思いがけなく美しいものに出あえたとき、たとえば雨上がりの空に大きな虹がでているのに気づいたとき、もうだれかれ構わず「ほら、虹ですよ」と言って回るようなものです。そんなとき、この喜びを自分だけのものとして取っておこうなどという思いが起こるはずがありません。ましてや「ほとけのいのち」に出あえたときの喜びは、できるだけ多くの人に「ほら、『ほとけのいのち』が」とふれ回りたくなります、「四海のうちみな兄弟」なのですから。

「ほとけのいのち」に遇うことができたときに何が起こるかを見てきました。自分がそのことで救い(安心)を得るだけでなく、周りの人たちに救いのおすそ分けをせざるをえなくなるということです、そもそも自分だけの救いなどというものはないのですから。これが還相という宗教の大事なはたらきですが、さてしかし、これだけではまだ「心の救い」だけではないかという疑問が生じるかもしれません。マルクスなら、それは「幻想的な幸福」であり、大事なのは「現実的な幸福」を追求することではないかと言うことでしょう。
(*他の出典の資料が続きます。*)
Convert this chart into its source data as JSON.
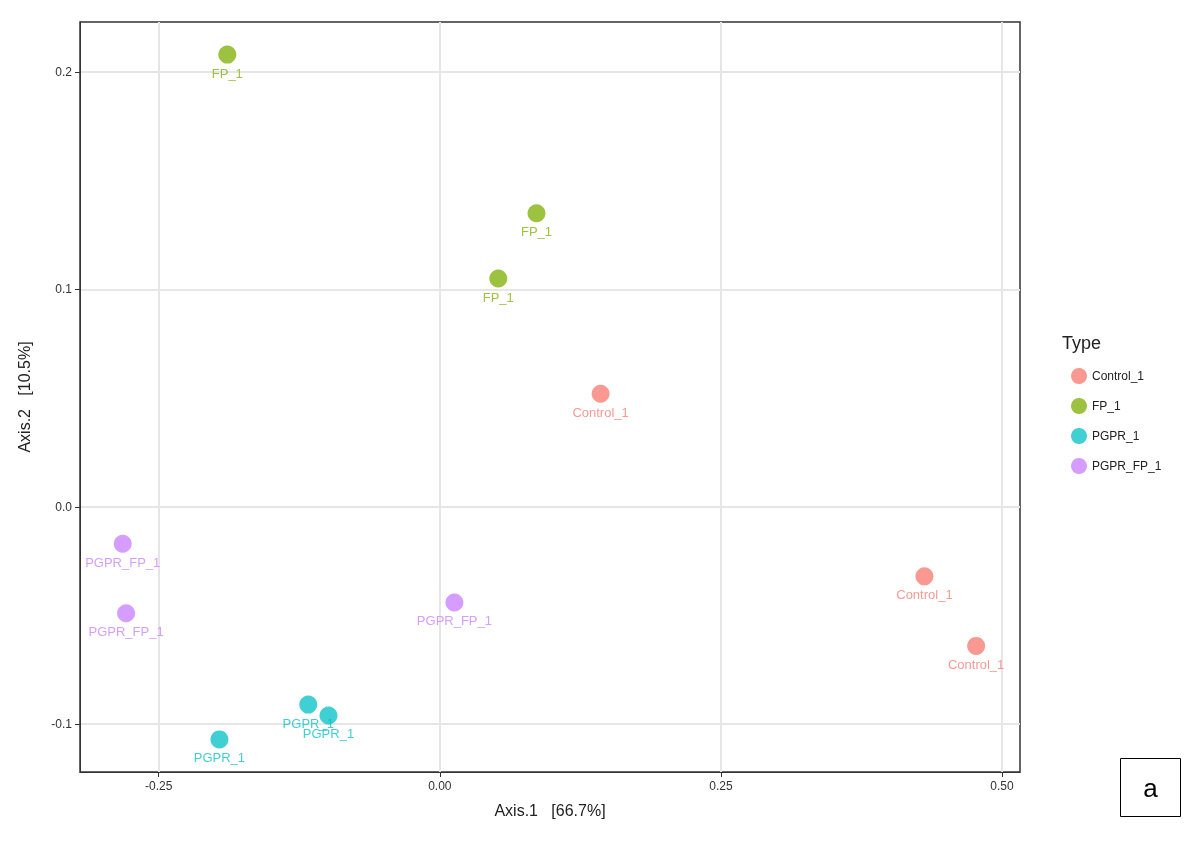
{
  "chart_data": {
    "type": "scatter",
    "xlabel": "Axis.1   [66.7%]",
    "ylabel": "Axis.2   [10.5%]",
    "legend_title": "Type",
    "legend": "right",
    "grid": true,
    "marker": "circle",
    "xlim": [
      -0.32,
      0.516
    ],
    "xticks": [
      {
        "value": -0.25,
        "label": "-0.25"
      },
      {
        "value": 0,
        "label": "0.00"
      },
      {
        "value": 0.25,
        "label": "0.25"
      },
      {
        "value": 0.5,
        "label": "0.50"
      }
    ],
    "ylim": [
      -0.122,
      0.223
    ],
    "yticks": [
      {
        "value": -0.1,
        "label": "-0.1"
      },
      {
        "value": 0,
        "label": "0.0"
      },
      0.1,
      0.2
    ],
    "series": [
      {
        "name": "Control_1",
        "color": "#f8766d",
        "x": [
          0.143,
          0.431,
          0.477
        ],
        "values": [
          0.052,
          -0.032,
          -0.064
        ]
      },
      {
        "name": "FP_1",
        "color": "#7cae00",
        "x": [
          -0.189,
          0.086,
          0.052
        ],
        "values": [
          0.208,
          0.135,
          0.105
        ]
      },
      {
        "name": "PGPR_1",
        "color": "#00bfc4",
        "x": [
          -0.196,
          -0.117,
          -0.099
        ],
        "values": [
          -0.107,
          -0.091,
          -0.096
        ]
      },
      {
        "name": "PGPR_FP_1",
        "color": "#c77cff",
        "x": [
          -0.282,
          -0.279,
          0.013
        ],
        "values": [
          -0.017,
          -0.049,
          -0.044
        ]
      }
    ],
    "annotations": [
      "a"
    ]
  }
}
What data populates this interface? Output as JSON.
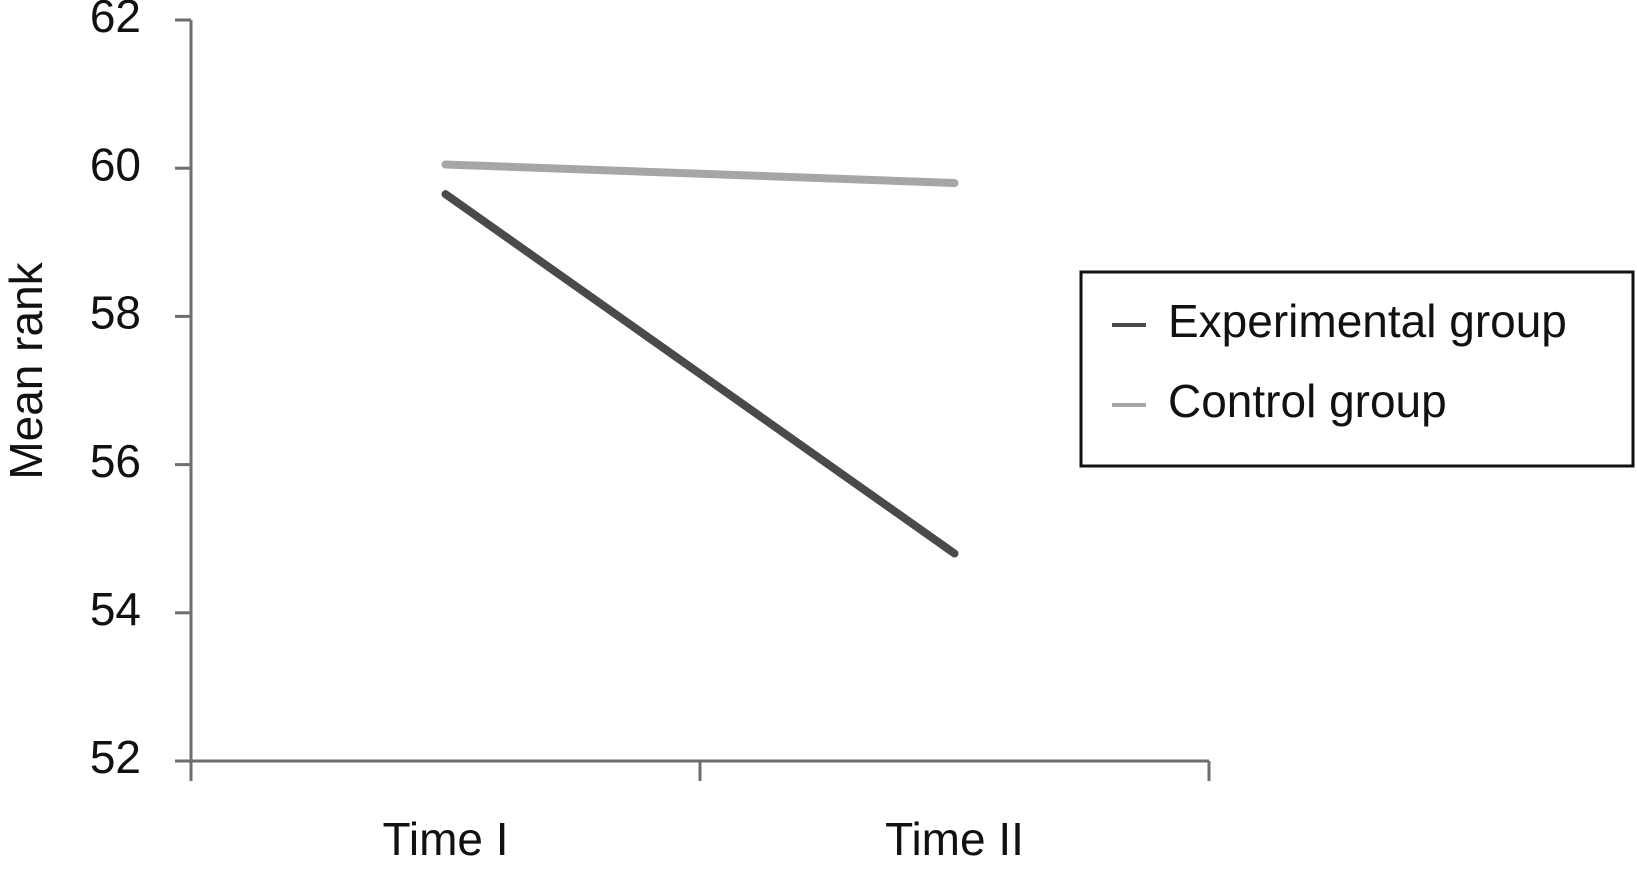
{
  "chart_data": {
    "type": "line",
    "categories": [
      "Time I",
      "Time II"
    ],
    "y_label": "Mean rank",
    "series": [
      {
        "name": "Experimental group",
        "color": "#4a4a4a",
        "values": [
          59.65,
          54.8
        ]
      },
      {
        "name": "Control group",
        "color": "#a6a6a6",
        "values": [
          60.05,
          59.8
        ]
      }
    ],
    "ylim": [
      52,
      62
    ],
    "yticks": [
      52,
      54,
      56,
      58,
      60,
      62
    ],
    "grid": false,
    "legend": "right"
  }
}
そこで何か「現実的な不幸」に見舞われたときのことを考えてみましょう。そんなとき、いまここで生かされていることが何とも「ありがたい」と安んずることは、現実に目をつむり、それをより良いものに変えていくことが等閑になってしまうのでしょうか。

いえ、決して。「人事を尽くして天命を待つ」という中国の儒学者のことばがありますが、清沢満之はそれをひっくり返して「天命に安んじて人事を尽くす」と言います。不幸は「たまたま」自分に起こっただけと思うことは、だから仕方がないとあきらめることではなく、むしろ逆に、起こった不幸に立ち向かっていくことができるということです。「たまたま」自分に起こっただけと思えるからこそ、人事を尽くすことができるのです。反対に「どうして自分に」という問いに苦しんでいる人は、不幸にうちのめされて人事を尽くすことができなくなります。

やはり天命に安んずるからこそ、人事を尽くすことができるのではないでしょうか。これがほんとうの宗教の教えです。